Dumarest nodded, taking his time over the second pint. A spaceman could live on four ounces of basic a day and he was beginning to feel bloated. Benson sat close, his eyes on the big man's face. He seemed eager to talk, to break the silence normal to his part of the ship. Dumarest humored him.

"A matriarch, eh? Plenty of women to liven things up."

"They're traveling High," said Benson. "All but the guards, and they don't want to play." He hunched even closer. "What's it like being a traveler? I mean, what do you get out of it?"

His eyes were curious and something else. Dumarest had seen it so often before, the look of the stay-put to the mover-on. They all had it and the envy would grow. Then, as the prison of their ship began to close in, that envy would sour into hate. That's when a wise traveler waited for another ship.

"It's a way of life," said Dumarest. "Some like it, some don't. I do."

"How do you go about it? What do you do between trips?"

"Look around, get a job, build another stake for passage to somewhere else." Dumarest finished the basic and set down the empty cup. "Broome is a busy world.

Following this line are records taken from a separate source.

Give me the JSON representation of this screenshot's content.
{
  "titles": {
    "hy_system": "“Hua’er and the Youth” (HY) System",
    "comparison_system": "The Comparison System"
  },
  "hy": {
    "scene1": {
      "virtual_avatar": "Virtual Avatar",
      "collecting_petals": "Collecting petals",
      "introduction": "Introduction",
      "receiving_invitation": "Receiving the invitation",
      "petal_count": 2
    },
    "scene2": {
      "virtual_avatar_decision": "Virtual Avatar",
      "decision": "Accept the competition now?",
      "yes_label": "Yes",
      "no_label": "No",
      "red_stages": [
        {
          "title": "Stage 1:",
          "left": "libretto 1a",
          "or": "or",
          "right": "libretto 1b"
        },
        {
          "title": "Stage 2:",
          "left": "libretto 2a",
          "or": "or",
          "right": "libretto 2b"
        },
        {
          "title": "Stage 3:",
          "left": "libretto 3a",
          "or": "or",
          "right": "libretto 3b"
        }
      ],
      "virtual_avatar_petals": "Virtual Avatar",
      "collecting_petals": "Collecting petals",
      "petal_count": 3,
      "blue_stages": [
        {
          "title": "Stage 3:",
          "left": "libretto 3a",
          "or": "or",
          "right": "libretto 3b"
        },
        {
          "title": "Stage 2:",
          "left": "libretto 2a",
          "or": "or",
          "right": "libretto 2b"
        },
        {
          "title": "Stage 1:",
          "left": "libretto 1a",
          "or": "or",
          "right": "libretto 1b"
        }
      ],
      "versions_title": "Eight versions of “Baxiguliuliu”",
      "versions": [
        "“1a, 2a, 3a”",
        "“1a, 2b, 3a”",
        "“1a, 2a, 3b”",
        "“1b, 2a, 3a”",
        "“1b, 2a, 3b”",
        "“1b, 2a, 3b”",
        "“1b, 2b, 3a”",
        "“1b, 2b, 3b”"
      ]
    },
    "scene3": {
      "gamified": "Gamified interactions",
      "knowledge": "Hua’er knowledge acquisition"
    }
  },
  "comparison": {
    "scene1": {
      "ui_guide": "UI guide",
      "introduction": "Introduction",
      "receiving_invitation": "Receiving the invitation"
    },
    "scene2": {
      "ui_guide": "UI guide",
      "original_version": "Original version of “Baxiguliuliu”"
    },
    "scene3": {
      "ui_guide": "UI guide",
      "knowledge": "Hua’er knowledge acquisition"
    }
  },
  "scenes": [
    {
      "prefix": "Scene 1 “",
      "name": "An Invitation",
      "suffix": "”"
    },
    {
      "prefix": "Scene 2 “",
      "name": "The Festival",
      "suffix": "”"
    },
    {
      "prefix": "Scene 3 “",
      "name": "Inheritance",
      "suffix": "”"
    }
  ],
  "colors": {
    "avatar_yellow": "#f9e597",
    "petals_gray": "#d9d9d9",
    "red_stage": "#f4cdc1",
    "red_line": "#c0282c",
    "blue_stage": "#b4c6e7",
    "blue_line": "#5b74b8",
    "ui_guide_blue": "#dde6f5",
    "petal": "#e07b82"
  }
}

I won't have too much trouble finding a ship heading for somewhere I haven't yet seen." He caught the handler's expression. "We're going to Broome? The place you told me was the next port of call?"

"No." Benson retreated a little. Dumarest caught his arm.

"I booked for Broome," he said coldly. His hand tightened. The handler winced. "Did you lie?"

"No!" Benson had courage. "You booked the usual," he said. "A passage to the next port of call. I thought it was Broome. It was Broome until we got that charter."